New Jersey hires unemployed to repair Sandy damage in state parks, 1K temporary jobs planned

Associated Press

JERSEY CITY, N.J. (AP) -- A plan to repair Superstorm Sandy damage in its state parks and beaches with unemployed workers will give work to about 1,000 people, New Jersey officials said Monday.

New Jersey has already hired about 700 unemployed residents statewide thanks to a $15.6 million federal grant and plans to hire 300 more — all in a state where the unemployment rate is 9.5 percent, one of the highest in the nation.

"It feels so good to get these people back to work," Labor Commissioner Hal Wirths said.

The program dispatches workers to state and county parks, trails and beaches throughout the state that have sustained substantial storm damage.
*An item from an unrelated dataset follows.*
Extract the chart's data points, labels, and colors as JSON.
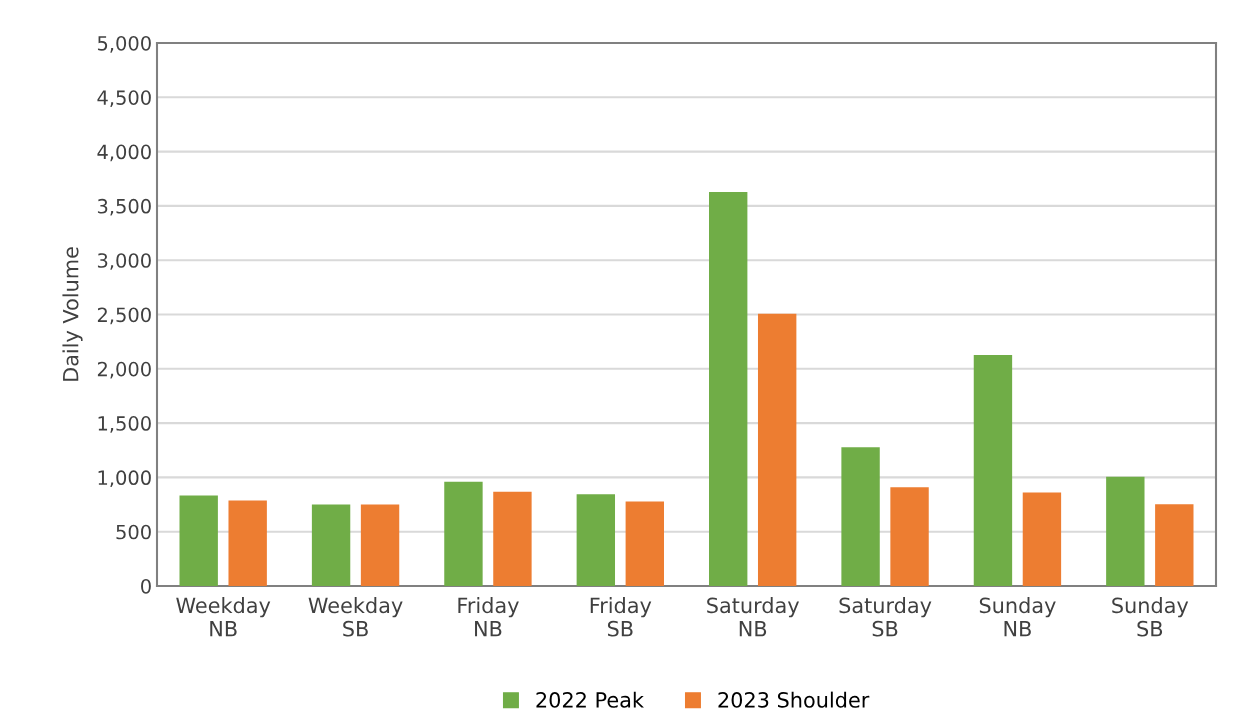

Wirths announced the program at Liberty State Park, in the shadow of the Statue of Liberty and Manhattan skyline. The park on the banks of the Hudson River sustained substantial damage during Sandy after it was inundated by a 15-foot storm surge during the Oct. 29 storm.

Debris reached chest-high in the park after Sandy, its waterfront walkway was badly damaged and its visitor's center remains still closed because electricity has not been fully restored.

Crews have so far hauled 1,000 pounds of debris out of the park and restored 75 percent of the waterfront walkway and are working to fix the rest before the weather warms.

Thirty five New Jersey parks received some type of damage during the storm and are all fully or partially open. Wirths said the state wants the parks to be fully open by Memorial Day.

While crews are working on dunes and beaches along the hard-hit coast, they're also busy in the interior sections of the state.

Although those areas received far less property damage, many trees were felled. About 1,100 miles of trails received some sort of damage and crews have cleared about 80 percent of them.

"As spring comes, we'll be bringing more people in," Wirths said.

Wirths said hiring for the positions started about two months ago and thousands have applied.

New York Gov. Andrew Cuomo announced in November that a federal grant would put 5,000 unemployed New Yorkers to work cleaning up Sandy damage.

Wirths and other state officials stood in a cold, blustery park ahead of a storm, and said regardless of the conditions many are glad to be back at work.

"On a day like today, as cold as it is out, they're just grateful to be working," Wirths said.